En raison de la rigueur de ses recherches, ses contemporains, parmi lesquels Paul Signac, avaient surnommé Seurat « le notaire ». De son côté, l’artiste contemporaine d’Op Art Bridget Riley, une enthousiaste de l’œuvre du peintre divisionniste, a qualifié sa façon de voir de « rigoureuse scrutation ».

LA TEXTURE ET LE GESTE

Comprendre les caractéristiques des outils que Georges Seurat utilisait aide à mieux interpréter ses œuvres. Seurat dessinait au crayon Conté sur papier Michallet. Ainsi associées, les qualités de ces deux éléments produisent une sorte de fusion entre la figure et le fond.

Michallet

Le papier Michallet était un papier vergé — de grande qualité, dont la texture particulière provenait des lignes entrecroisées dans la largeur et longueur — fait main, feuille à feuille. Dans ce procédé artisanal, on dissout la pulpe, ou pâte à papier, dans une cuve d’eau, puis on la tamise sur un moule rectangulaire (forme), à la base duquel de fines tiges de métal — unies entre elles par du fil de fer — créent ce patron vergé. Le filigrane qui indique le nom du fabriquant est cousu à ces tiges à l’aide d’un fil métallique. Après avoir déposé la pulpe sur des feutres ou des toiles de laine, on la presse pour éliminer l’excès d’eau et on laisse les feuilles sécher.

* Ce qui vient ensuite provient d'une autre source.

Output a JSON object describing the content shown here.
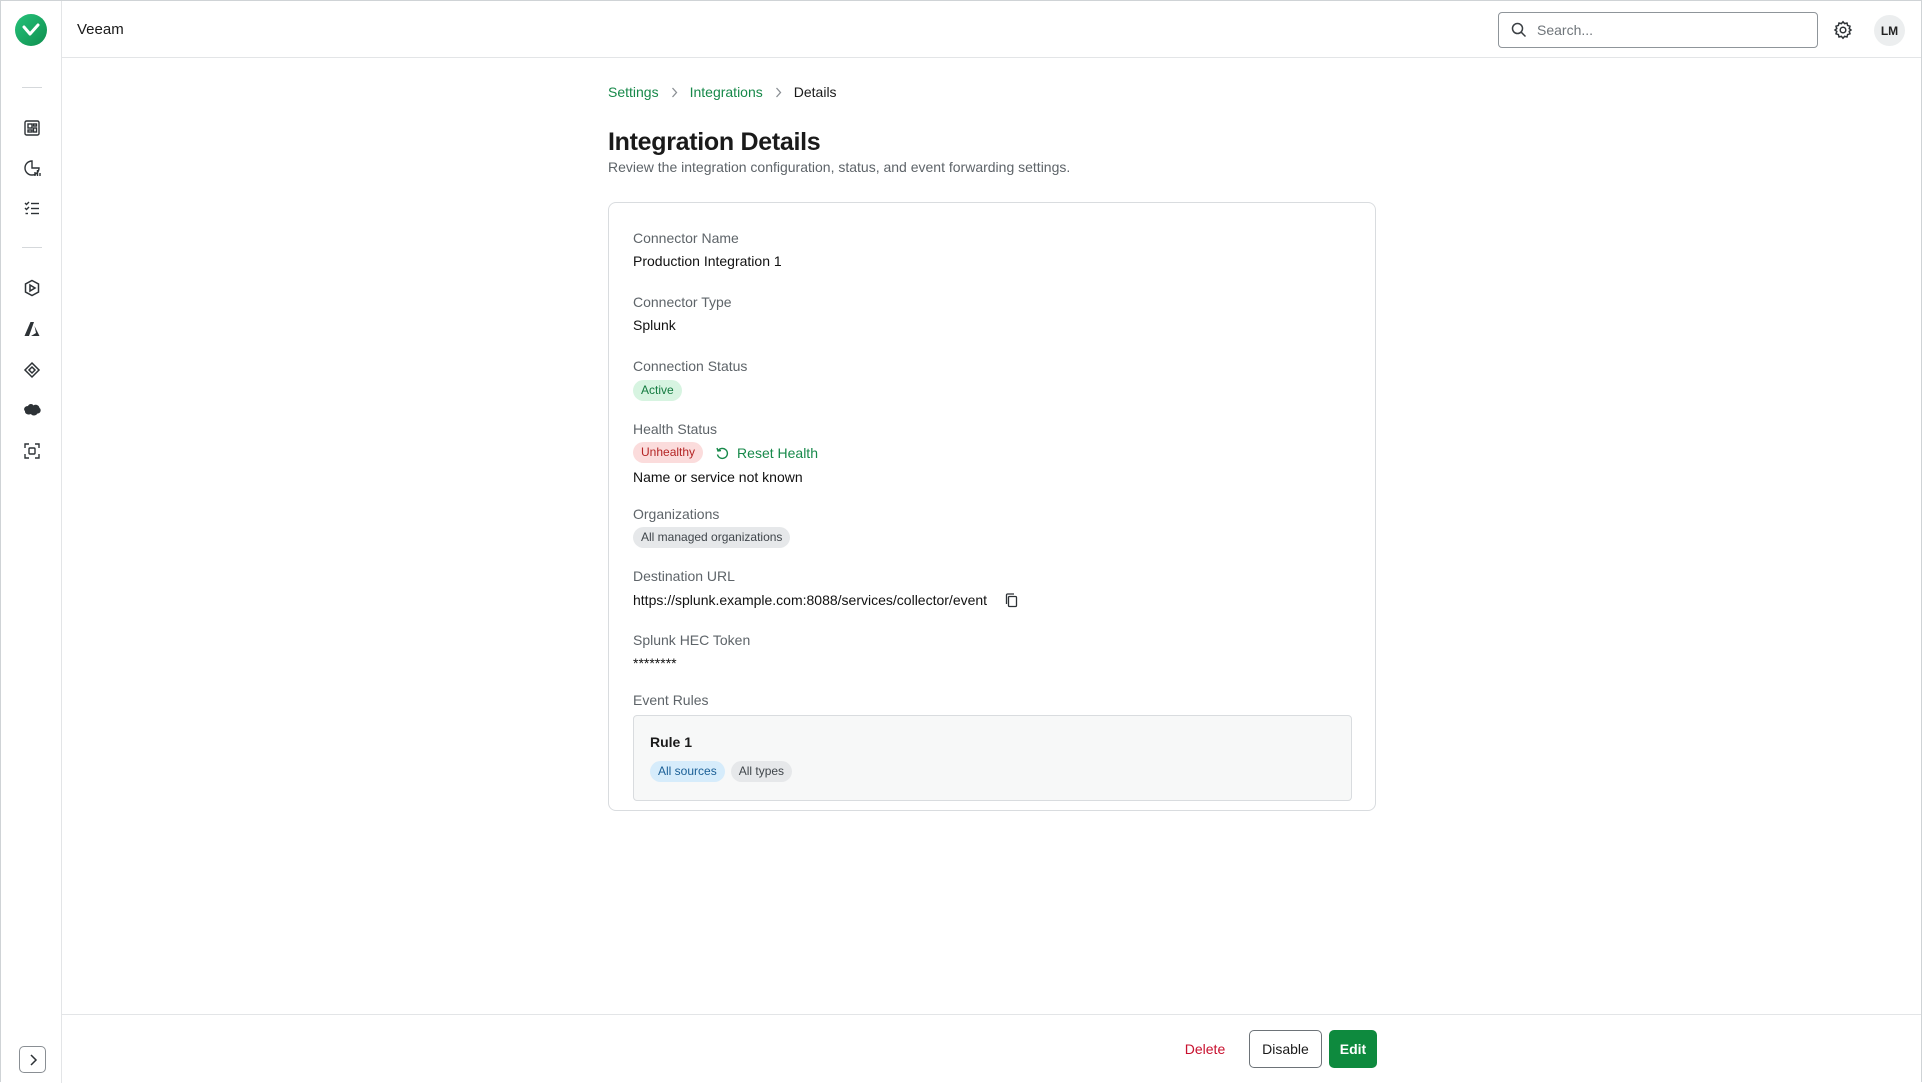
{
  "app": {
    "name": "Veeam"
  },
  "header": {
    "search_placeholder": "Search...",
    "user_initials": "LM"
  },
  "breadcrumb": {
    "items": [
      "Settings",
      "Integrations"
    ],
    "current": "Details"
  },
  "page": {
    "title": "Integration Details",
    "subtitle": "Review the integration configuration, status, and event forwarding settings."
  },
  "details": {
    "connector_name": {
      "label": "Connector Name",
      "value": "Production Integration 1"
    },
    "connector_type": {
      "label": "Connector Type",
      "value": "Splunk"
    },
    "connection_status": {
      "label": "Connection Status",
      "value": "Active"
    },
    "health_status": {
      "label": "Health Status",
      "value": "Unhealthy",
      "action": "Reset Health",
      "message": "Name or service not known"
    },
    "organizations": {
      "label": "Organizations",
      "value": "All managed organizations"
    },
    "destination_url": {
      "label": "Destination URL",
      "value": "https://splunk.example.com:8088/services/collector/event"
    },
    "hec_token": {
      "label": "Splunk HEC Token",
      "value": "********"
    },
    "event_rules": {
      "label": "Event Rules",
      "rules": [
        {
          "title": "Rule 1",
          "tags": [
            "All sources",
            "All types"
          ]
        }
      ]
    }
  },
  "footer": {
    "delete_label": "Delete",
    "disable_label": "Disable",
    "edit_label": "Edit"
  },
  "icons": {
    "sidebar": [
      "dashboard-icon",
      "reports-icon",
      "tasks-icon",
      "m365-icon",
      "azure-icon",
      "gcp-icon",
      "salesforce-icon",
      "scan-icon"
    ],
    "brand_color": "#17894a",
    "primary_button_color": "#0e8a3e",
    "danger_color": "#c8102e"
  }
}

Le papier Michallet n’était fabriqué qu’en un seul format (63 x 48 cm). Seurat coupait chaque feuille en quatre afin que la trame, dont la proportion augmentait alors par rapport à la dimension réduite du papier, soit bien plus visible. En appliquant dessus le Conté, la texture de la superficie fragmentait le trait et entraînait une vibration visuelle. Lorsque le papier était divisé en quatre parties, seul un des quarts conservait la filigrane de la marque de papier.

Conté

Le crayon Conté — breveté par Nicolas-Jacques Conté en 1795 — associe du graphite pressé à une base de cire ou d’argile. Sa consistance permet d’obtenir des noirs plus purs qu’avec le fusain. Le Conté se présente sous forme de crayons et de carrés. Seurat utilisait les deux. En fonction du geste qu’il voulait capturer, il choisissait l’un ou l’autre pour obtenir des différentes densités. En appuyant plus fort, il générait des zones sombres. Et pour obtenir des espaces lumineux, il gardait des zones de papier intactes.